Figure 16.7 The Petrovka settlement at Tugai on the Zeravshan River: (top) plan of excavation;
(center left) imported redware pottery like that of Sarazm IV;
(center right) two coarse ceramic crucibles from the metal-working area;
(bottom) Petrovka pottery. Adapted from Avanessova 1996.
The steppe immigrants at Tugai brought chariots with them. A grave at Zardcha-Khalifa 1 km east of Sarazm contained a male buried in a contracted pose on his right side, head to the northwest, in a large oval pit, 3.2 m by 2.1 m, with the skeleton of a ram.
20 The grave gifts included three wheel-made Namazga VI ceramic pots, typical of the wares made in Bactrian sites of the BMAC such as Sappali and Dzharkutan; a trough-spouted bronze vessel (typical of BMAC) and fragments of two others; a pair of gold trumpet-shaped earrings; a gold button; a bronze straight-pin with a small cast horse on one end; a stone pestle; two bronze bar bits with looped ends; and two largely complete bone disc-shaped cheekpieces of the Sintashta type, with fragments of two others (
figure 16.8). The two bronze bar bits are the oldest known metal bits anywhere. With the four cheekpieces they suggest equipment for a chariot team. The cheekpieces were a specific Sintashta type (the raised bump around the central hole is the key typological detail), though disc-shaped studded cheekpieces also appeared in many Petrovka graves. Stone pestles also frequently appeared in Sintashta and Petrovka graves. The Zardcha-Khalifa grave probably was that of an immigrant from the north who had acquired many BMAC luxury objects. He was buried with the only known BMAC-made pin with the figure of a horse—perhaps made just for him. The Zardcha-Khalifa chief may have been a horse dealer. The Zeravshan valley and the Ferghana valley just to the north might have become the breeding ground at this time for the fine horses for which they were known in later antiquity.
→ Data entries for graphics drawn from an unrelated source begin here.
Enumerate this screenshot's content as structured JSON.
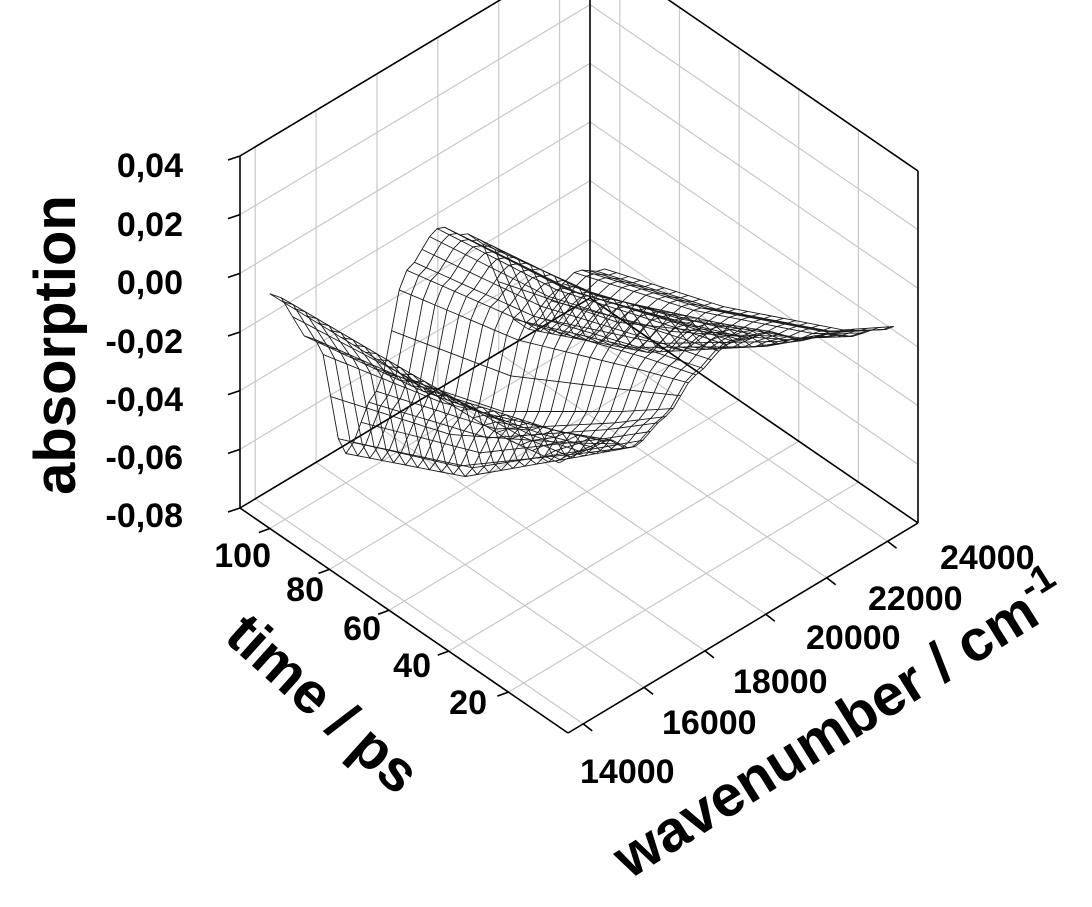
{
  "chart_data": {
    "type": "surface",
    "xlabel": "wavenumber / cm",
    "xlabel_superscript": "-1",
    "ylabel": "time / ps",
    "zlabel": "absorption",
    "x_ticks": [
      "14000",
      "16000",
      "18000",
      "20000",
      "22000",
      "24000"
    ],
    "y_ticks": [
      "20",
      "40",
      "60",
      "80",
      "100"
    ],
    "z_ticks": [
      "0,04",
      "0,02",
      "0,00",
      "-0,02",
      "-0,04",
      "-0,06",
      "-0,08"
    ],
    "xlim": [
      13500,
      25000
    ],
    "ylim": [
      0,
      110
    ],
    "zlim": [
      -0.08,
      0.04
    ],
    "grid": true,
    "series": [
      {
        "time": 100,
        "values": [
          {
            "x": 13500,
            "z": 0.0
          },
          {
            "x": 15000,
            "z": -0.025
          },
          {
            "x": 16000,
            "z": -0.07
          },
          {
            "x": 17000,
            "z": -0.055
          },
          {
            "x": 18000,
            "z": -0.02
          },
          {
            "x": 19000,
            "z": -0.012
          },
          {
            "x": 20000,
            "z": -0.02
          },
          {
            "x": 22000,
            "z": -0.065
          },
          {
            "x": 23500,
            "z": -0.055
          },
          {
            "x": 24500,
            "z": -0.06
          }
        ]
      },
      {
        "time": 60,
        "values": [
          {
            "x": 13500,
            "z": 0.003
          },
          {
            "x": 15000,
            "z": -0.015
          },
          {
            "x": 16000,
            "z": -0.05
          },
          {
            "x": 17000,
            "z": -0.04
          },
          {
            "x": 18000,
            "z": -0.01
          },
          {
            "x": 19000,
            "z": -0.005
          },
          {
            "x": 20000,
            "z": -0.012
          },
          {
            "x": 22000,
            "z": -0.045
          },
          {
            "x": 23500,
            "z": -0.04
          },
          {
            "x": 24500,
            "z": -0.045
          }
        ]
      },
      {
        "time": 20,
        "values": [
          {
            "x": 13500,
            "z": 0.006
          },
          {
            "x": 15000,
            "z": 0.0
          },
          {
            "x": 16000,
            "z": -0.015
          },
          {
            "x": 17000,
            "z": -0.01
          },
          {
            "x": 18000,
            "z": 0.006
          },
          {
            "x": 19000,
            "z": 0.01
          },
          {
            "x": 20000,
            "z": 0.005
          },
          {
            "x": 22000,
            "z": -0.015
          },
          {
            "x": 23500,
            "z": -0.02
          },
          {
            "x": 24500,
            "z": -0.025
          }
        ]
      },
      {
        "time": 3,
        "values": [
          {
            "x": 13500,
            "z": 0.01
          },
          {
            "x": 15000,
            "z": 0.008
          },
          {
            "x": 16000,
            "z": 0.0
          },
          {
            "x": 17000,
            "z": 0.004
          },
          {
            "x": 18000,
            "z": 0.012
          },
          {
            "x": 19000,
            "z": 0.016
          },
          {
            "x": 20000,
            "z": 0.013
          },
          {
            "x": 22000,
            "z": 0.0
          },
          {
            "x": 23500,
            "z": -0.008
          },
          {
            "x": 24500,
            "z": -0.012
          }
        ]
      }
    ]
  }
}
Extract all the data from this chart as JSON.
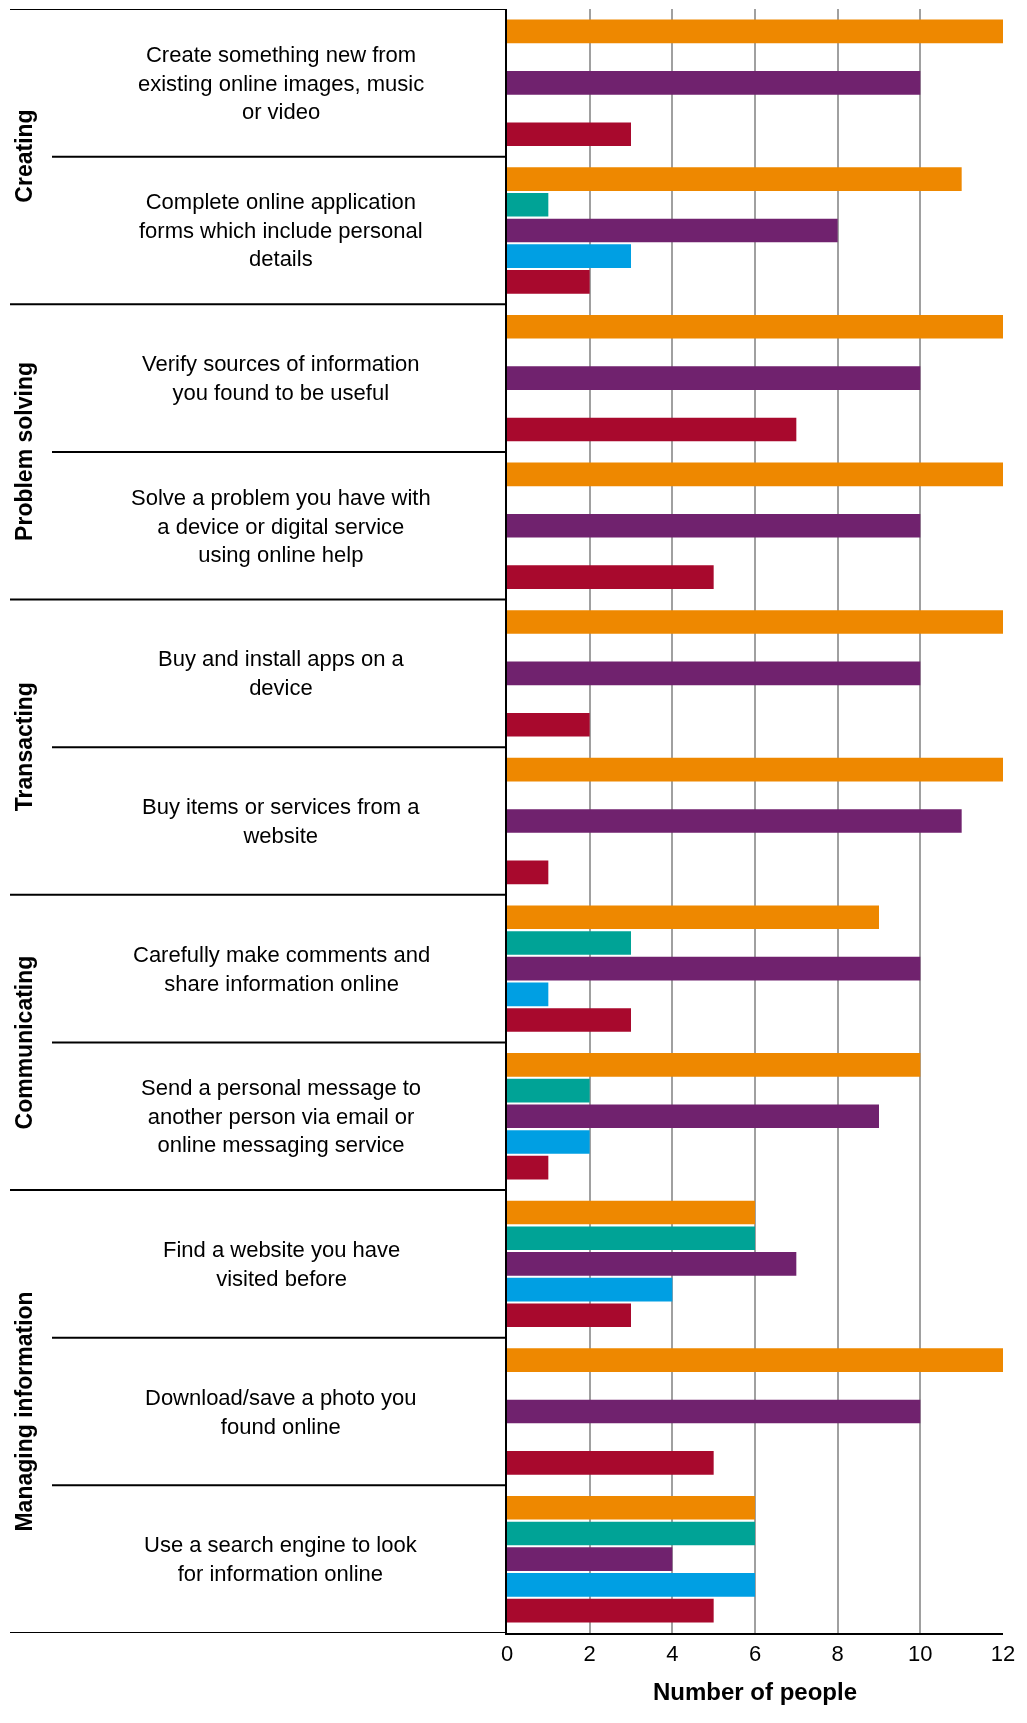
{
  "chart_data": {
    "type": "bar",
    "orientation": "horizontal",
    "xlabel": "Number of people",
    "categories": [
      "Create something new from existing online images, music or video",
      "Complete online application forms which include personal details",
      "Verify sources of information you found to be useful",
      "Solve a problem you have with a device or digital service using online help",
      "Buy and install apps on a device",
      "Buy items or services from a website",
      "Carefully make comments and share information online",
      "Send a personal message to another person via email or online messaging service",
      "Find a website you have visited before",
      "Download/save a photo you found online",
      "Use a search engine to look for information online"
    ],
    "series": [
      {
        "color": "#ee8800",
        "values": [
          12,
          11,
          12,
          12,
          12,
          12,
          9,
          10,
          6,
          12,
          6
        ]
      },
      {
        "color": "#00a396",
        "values": [
          null,
          1,
          null,
          null,
          null,
          null,
          3,
          2,
          6,
          null,
          6
        ]
      },
      {
        "color": "#70226e",
        "values": [
          10,
          8,
          10,
          10,
          10,
          11,
          10,
          9,
          7,
          10,
          4
        ]
      },
      {
        "color": "#009fe3",
        "values": [
          null,
          3,
          null,
          null,
          null,
          null,
          1,
          2,
          4,
          null,
          6
        ]
      },
      {
        "color": "#a8092d",
        "values": [
          3,
          2,
          7,
          5,
          2,
          1,
          3,
          1,
          3,
          5,
          5
        ]
      }
    ],
    "xlim": [
      0,
      12
    ],
    "xticks": [
      0,
      2,
      4,
      6,
      8,
      10,
      12
    ],
    "grid": "x",
    "annotations": [
      "Creating",
      "Problem solving",
      "Transacting",
      "Communicating",
      "Managing information"
    ]
  }
}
The fabric-impressed pottery and the sacrificed horse foal at Gonur North and perhaps the Abashevo (?) sherds at Karnab represent the exploratory phase of contact and trade between the northern steppes and the southern urban civilizations about 2100–2000 BCE, during the period when the kings of Ur III still dominated Elam. Information and perhaps even cult practices from the south flowed back to early Sintashta societies. On the eastern frontier in Kazakhstan, where Petrovka was budding off from Sintashta, the lure of the south prompted a migration across more than a thousand kilometers of hostile desert. The establishment of the Petrovka metal-working colony at Tugai, probably around 1900 BCE, was the beginning of the second phase, marked by the actual migration of chariot-driving tribes from the north into Central Asia. Sarazm and the irrigation-fed Zaman-Baba villages were abandoned about when the Petrovka miners arrived at Tugai. The steppe tribes quickly appropriated the ore sources of the Zeravshan, and their horses and chariots might have made it impossible for the men of Sarazm to defend themselves.